Tuesday, June 28, 2011

Did someone say secondary index??

Secondary Index

"last but not the least!!"  is what i would say when it comes to secondary index.  This  is very much true since secondary index is concept when it comes to handy when others doesn't!

A secondary index is one which provides alternate access paths to the data  thus helping in speeding of the queries.They are usually defined on columns which are more frequently used rather than PI column in joining condition.

A secondary index can be defined as unique secondary index or non unique secondary index.
CREATE UNIQUE INDEX (Columns) ON dbname.tablename ;
This creates Unique secondary index on Employees table

CREATE INDEX (Columns) ON dbname.tablename ;
This creates non unique secondary index on employees table.

A worthy tip:
Please make sure to use naming for index when multiple columns are defined  . It would be easy to drop a index  on that table just by using indexname,
create index SI_emp (firstname,lastname) from employees;  --- index created as SI_emp for table employees
Drop index SI_emp on employees;     --- easy to drop index by giving index name

So what exactly does this Secondary index do?? Does it hash the data values based on secondary index and redistribute data? No. It doesn't'

It just creates a subtable for defined secondary index , which contains there columns
-secondary index value
-secondary index rowid (hashed value for SI)
-hash value for primary index(pointing to target amp)

This  subtable is created on each amp  which in turn points to target AMP.   Hence Secondary index can be TWO amp operation for USI and MANY amp operation for NUSI.  So whenever a SI column is used in a query,  based on that column  optimizer quickly reaches subtable by way  of  row hash generated for SI value and using PI row id corresponding to it,  .it would reach target amp.

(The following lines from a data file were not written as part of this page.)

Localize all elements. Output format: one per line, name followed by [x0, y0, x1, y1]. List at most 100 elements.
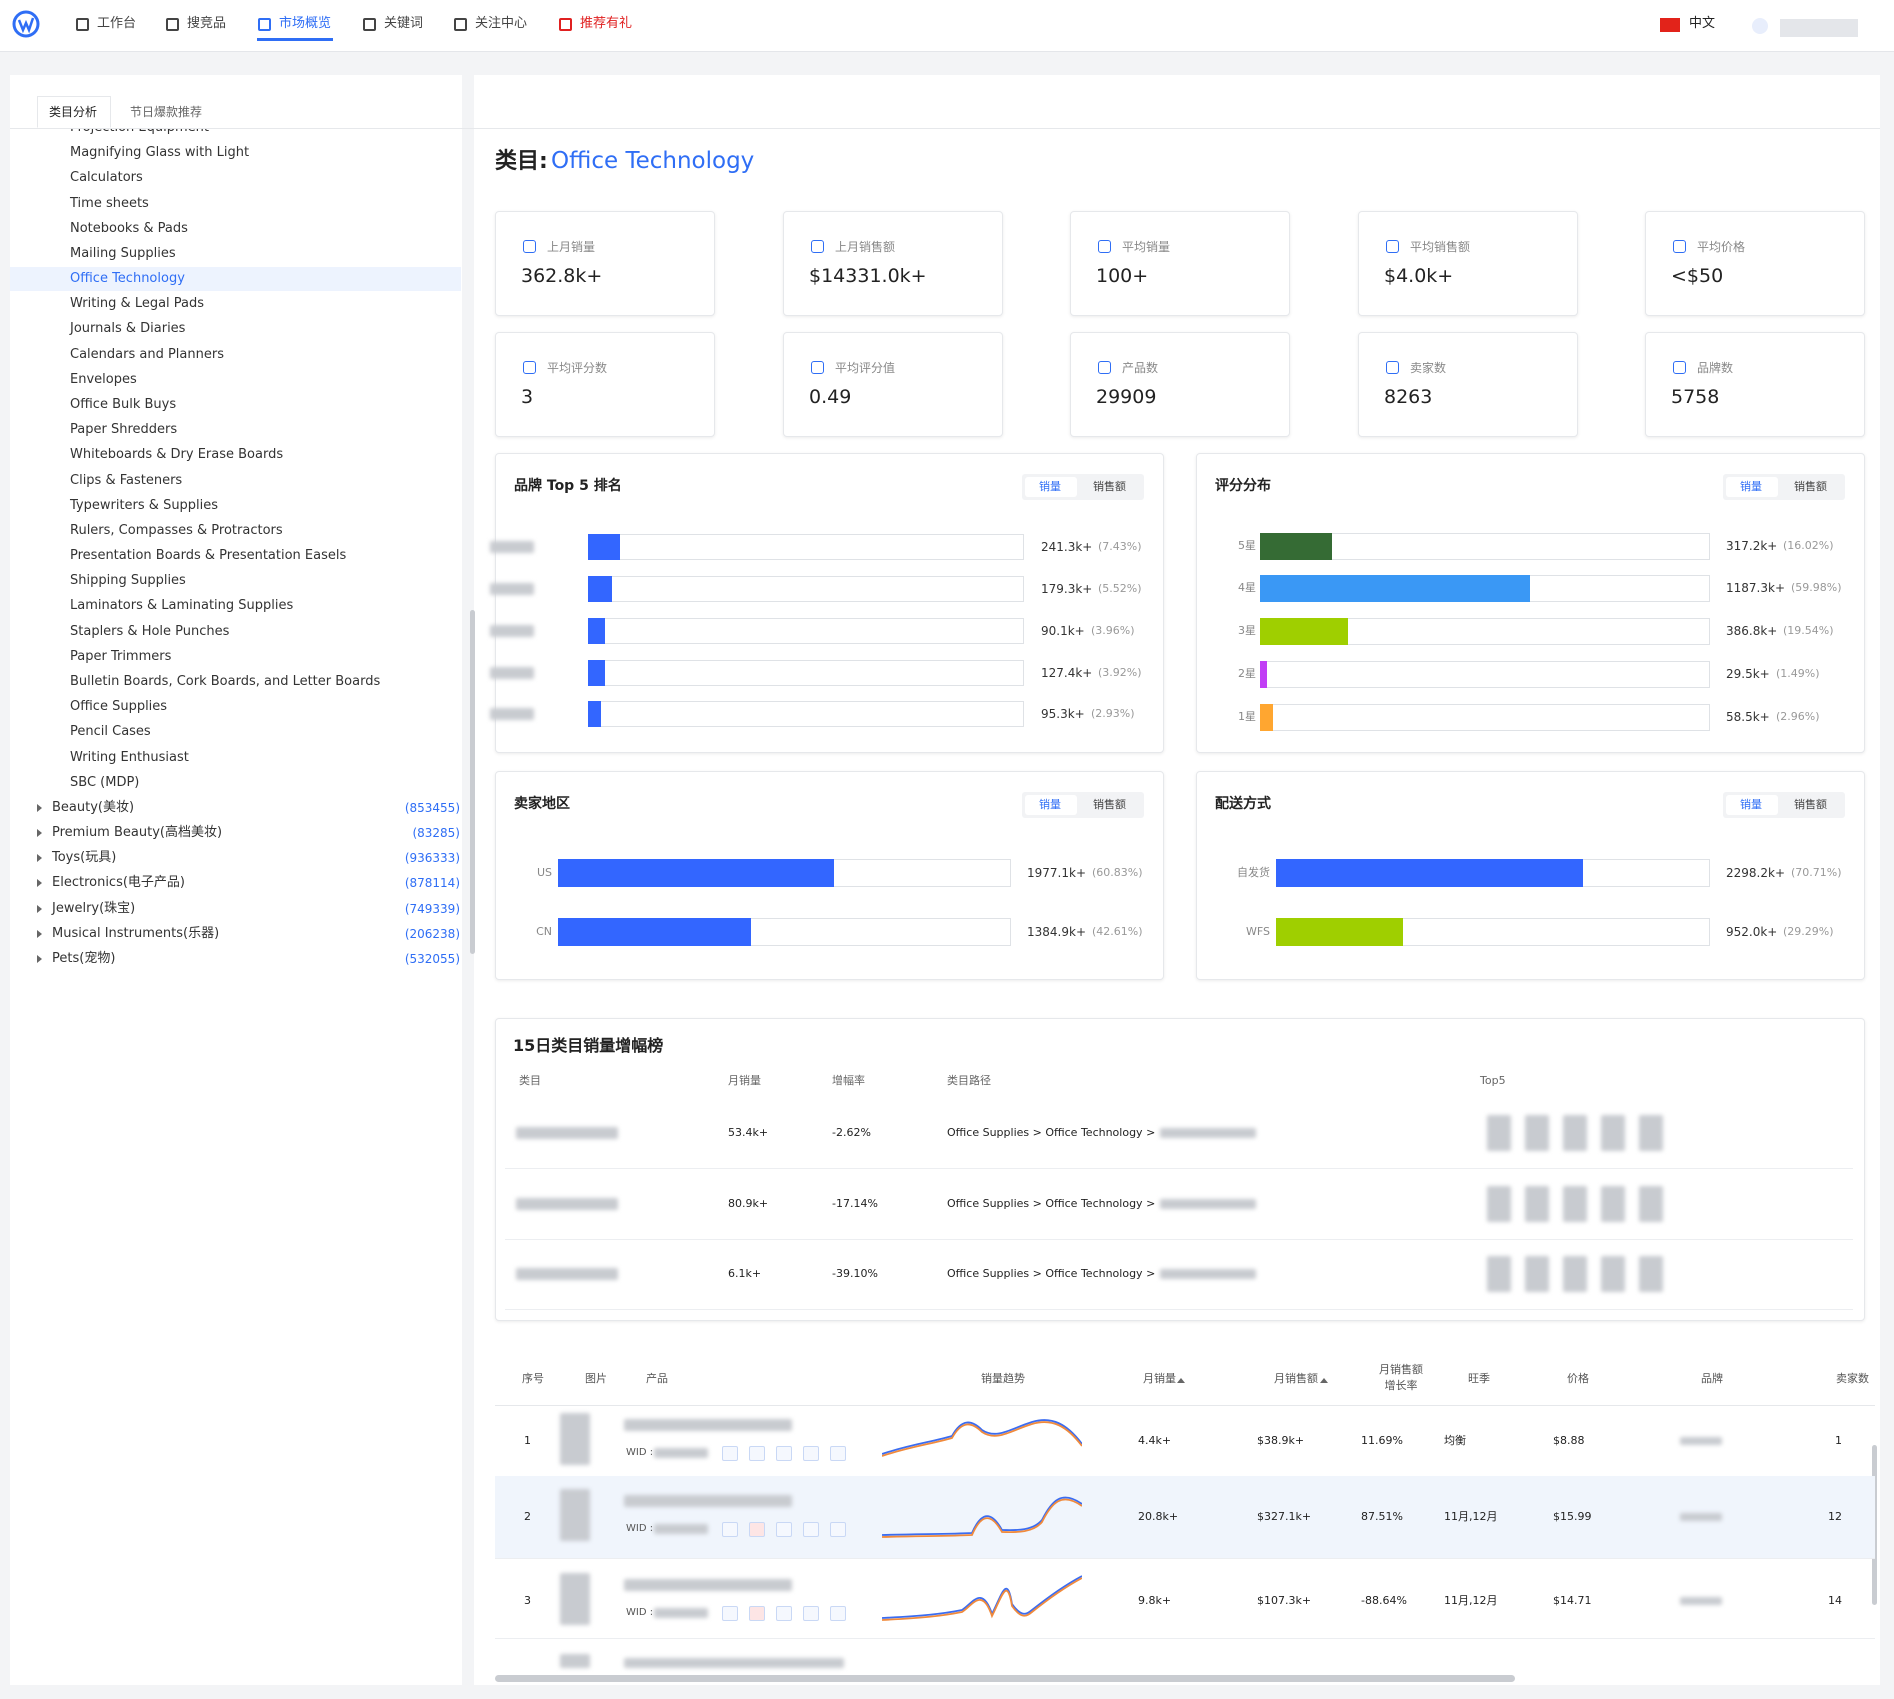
action-icon[interactable]	[749, 1606, 765, 1621]
category[interactable]: Musical Instruments(乐器)	[52, 925, 220, 941]
category-count: (853455)	[404, 800, 460, 815]
action-icon[interactable]	[749, 1522, 765, 1537]
toggle[interactable]: 销量	[1039, 480, 1061, 493]
avatar[interactable]	[1752, 18, 1768, 34]
nav-item[interactable]: 关注中心	[475, 16, 528, 31]
subcategory[interactable]: Notebooks & Pads	[70, 220, 188, 236]
subcategory[interactable]: Staplers & Hole Punches	[70, 623, 230, 639]
subcategory[interactable]: Presentation Boards & Presentation Easel…	[70, 548, 347, 564]
category[interactable]: Jewelry(珠宝)	[52, 900, 136, 916]
nav-item[interactable]: 市场概览	[279, 16, 332, 31]
bar	[1276, 859, 1583, 887]
subcategory[interactable]: Magnifying Glass with Light	[70, 145, 250, 161]
expand-arrow[interactable]	[37, 803, 42, 812]
subcategory[interactable]: Paper Shredders	[70, 422, 178, 438]
expand-arrow[interactable]	[37, 829, 42, 838]
category[interactable]: Premium Beauty(高档美妆)	[52, 825, 223, 841]
subcategory[interactable]: Whiteboards & Dry Erase Boards	[70, 447, 284, 463]
sort-icon[interactable]	[1320, 1374, 1328, 1383]
subcategory[interactable]: Clips & Fasteners	[70, 472, 183, 488]
sort-icon[interactable]	[1177, 1374, 1185, 1383]
subcategory[interactable]: Typewriters & Supplies	[70, 497, 219, 513]
subcategory[interactable]: Calendars and Planners	[70, 346, 224, 362]
table-scrollbar[interactable]	[495, 1675, 1515, 1682]
expand-arrow[interactable]	[37, 904, 42, 913]
action-icon[interactable]	[803, 1606, 819, 1621]
stat-icon	[1098, 240, 1111, 253]
subcategory[interactable]: Pencil Cases	[70, 724, 151, 740]
subcategory[interactable]: Calculators	[70, 170, 143, 186]
toggle[interactable]: 销售额	[1794, 798, 1827, 811]
subcategory[interactable]: SBC (MDP)	[70, 774, 140, 790]
nav-item[interactable]: 工作台	[97, 16, 137, 31]
nav-icon	[76, 18, 89, 31]
tab[interactable]: 节日爆款推荐	[130, 105, 203, 119]
blurred-content	[1680, 1513, 1722, 1521]
subcategory[interactable]: Projection Equipment	[70, 129, 209, 138]
subcategory[interactable]: Time sheets	[70, 195, 149, 211]
subcategory[interactable]: Writing Enthusiast	[70, 749, 189, 765]
action-icon[interactable]	[776, 1522, 792, 1537]
category[interactable]: Electronics(电子产品)	[52, 875, 185, 891]
action-icon[interactable]	[722, 1522, 738, 1537]
subcategory[interactable]: Bulletin Boards, Cork Boards, and Letter…	[70, 673, 381, 689]
trend-line	[882, 1421, 1082, 1457]
subcategory[interactable]: Envelopes	[70, 371, 137, 387]
expand-arrow[interactable]	[37, 879, 42, 888]
category-path: Office Supplies > Office Technology >	[947, 1267, 1156, 1280]
category[interactable]: Pets(宠物)	[52, 950, 116, 966]
toggle[interactable]: 销量	[1039, 798, 1061, 811]
nav-item[interactable]: 关键词	[384, 16, 424, 31]
subcategory[interactable]: Office Bulk Buys	[70, 396, 177, 412]
category[interactable]: Toys(玩具)	[52, 850, 117, 866]
stat-card	[783, 332, 1003, 437]
expand-arrow[interactable]	[37, 854, 42, 863]
expand-arrow[interactable]	[37, 929, 42, 938]
subcategory[interactable]: Office Technology	[70, 271, 185, 287]
subcategory[interactable]: Office Supplies	[70, 699, 168, 715]
subcategory[interactable]: Rulers, Compasses & Protractors	[70, 522, 283, 538]
action-icon[interactable]	[830, 1446, 846, 1461]
action-icon[interactable]	[749, 1446, 765, 1461]
toggle[interactable]: 销售额	[1794, 480, 1827, 493]
nav-item[interactable]: 推荐有礼	[580, 16, 633, 31]
stat-label: 品牌数	[1697, 361, 1734, 375]
peak-season: 均衡	[1444, 1434, 1466, 1447]
subcategory[interactable]: Paper Trimmers	[70, 648, 172, 664]
action-icon[interactable]	[776, 1446, 792, 1461]
nav-icon	[454, 18, 467, 31]
blurred-content	[1563, 1115, 1587, 1151]
action-icon[interactable]	[830, 1522, 846, 1537]
subcategory[interactable]: Journals & Diaries	[70, 321, 186, 337]
action-icon[interactable]	[722, 1606, 738, 1621]
subcategory[interactable]: Mailing Supplies	[70, 245, 176, 261]
sidebar-scrollbar[interactable]	[470, 610, 475, 954]
action-icon[interactable]	[830, 1606, 846, 1621]
bar-value: 1187.3k+	[1726, 581, 1785, 595]
row-divider	[495, 1638, 1875, 1639]
action-icon[interactable]	[776, 1606, 792, 1621]
expand-arrow[interactable]	[37, 954, 42, 963]
category[interactable]: Beauty(美妆)	[52, 799, 135, 815]
toggle[interactable]: 销量	[1740, 480, 1762, 493]
tab[interactable]: 类目分析	[49, 105, 98, 119]
action-icon[interactable]	[803, 1446, 819, 1461]
action-icon[interactable]	[803, 1522, 819, 1537]
bar-track	[588, 618, 1024, 644]
stat-value: 100+	[1096, 265, 1149, 287]
subcategory[interactable]: Writing & Legal Pads	[70, 296, 205, 312]
language[interactable]: 中文	[1689, 16, 1716, 31]
bar-label: 1星	[1238, 710, 1256, 723]
logo[interactable]	[12, 10, 40, 38]
nav-item[interactable]: 搜竞品	[187, 16, 227, 31]
subcategory[interactable]: Laminators & Laminating Supplies	[70, 598, 294, 614]
subcategory[interactable]: Shipping Supplies	[70, 573, 186, 589]
peak-season: 11月,12月	[1444, 1594, 1498, 1607]
toggle[interactable]: 销量	[1740, 798, 1762, 811]
action-icon[interactable]	[722, 1446, 738, 1461]
toggle[interactable]: 销售额	[1093, 480, 1126, 493]
seller-count: 1	[1835, 1434, 1842, 1447]
toggle[interactable]: 销售额	[1093, 798, 1126, 811]
blurred-content	[490, 541, 534, 553]
blurred-content	[624, 1495, 792, 1507]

The secondary index Sub table is key to alternate access paths provided in teradata. With this benefit we end up paying  the price for extra perm space consumed by subtables and overhead for their maintenance. So think wisely before going for Secondary index or use the beauty of dynamic secondary index concept which supports creation of Secondary index when required and dropping of it when not used hence saving considerable amount of space,

I want to share one of the scenarios where we had a table with set of date columns and Only PI defined on that table,  A query was run on particular  date range of that table ,which went on for full table scan taking more than 4 hours to complete. 
so decided to focus on this date column since it looked like  main culprit for performance issue.
Two things strike my mind when date column came into Picture . Should i go for PPI or SI??

1.  In case of PPI,
create table with PPI and repopulate data .  But this adds to overhead since there was  addition of 2 bytes to every row increasing  size of the table by 2*n rows.
Second issue was PPI causing redistribution of PI in partitions resulting in Primary index based queries taking more than normal time.   Joins happening on PPI columns to non PPI table would result in sliding window join which would further decrease the performance.

Most important of all, how frequently was this date column used in queries  .  Since  frequency of usage  was less and seeing drawbacks of PPI , i decided to go on with Secondary index which could be created any time and dropped any time.

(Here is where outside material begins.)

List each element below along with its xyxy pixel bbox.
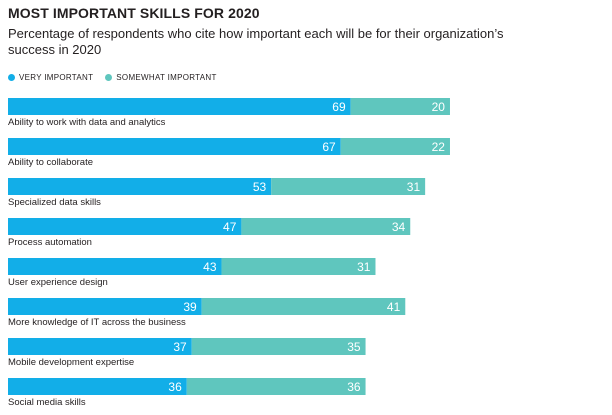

Since  date column  is range based , I created value ordered secondary index as follows
create index (date-column) order by values on employees ;

Stats were collected on to ensure  optimizer to pick secondary index.  I could see the performance improvement in query after creation of valued ordered NUSI . Please note that Value ordered secondary index can be created only  as NUSI  and supports date, int,decimal upto 4 bytes.

Please make sure to collect stats on secondary index since optimizer might have to decide whether reading SI subtable is faster than  going for full table scan ( reading all the amps)

I want to point out some Limitations of secondary index
1. Secondary index is not compatible with fastload  as there is overhead for fastload on duplicate secondary index checking with subtable creation
Drop SI before doing fastload on that table and then recreate them,
2.   Table can have upto 32 secondary indices in teradata
3. Multicolumn secondary index can have upto 16 columns defined in a index
4. USI is not supported on Multiload, but NUSI is supported by multiload
5. USI cannot be created on table which already has duplicate data in columns to be defined as  part of USI.
6. SI cannot be created on column which is  already defined as PI.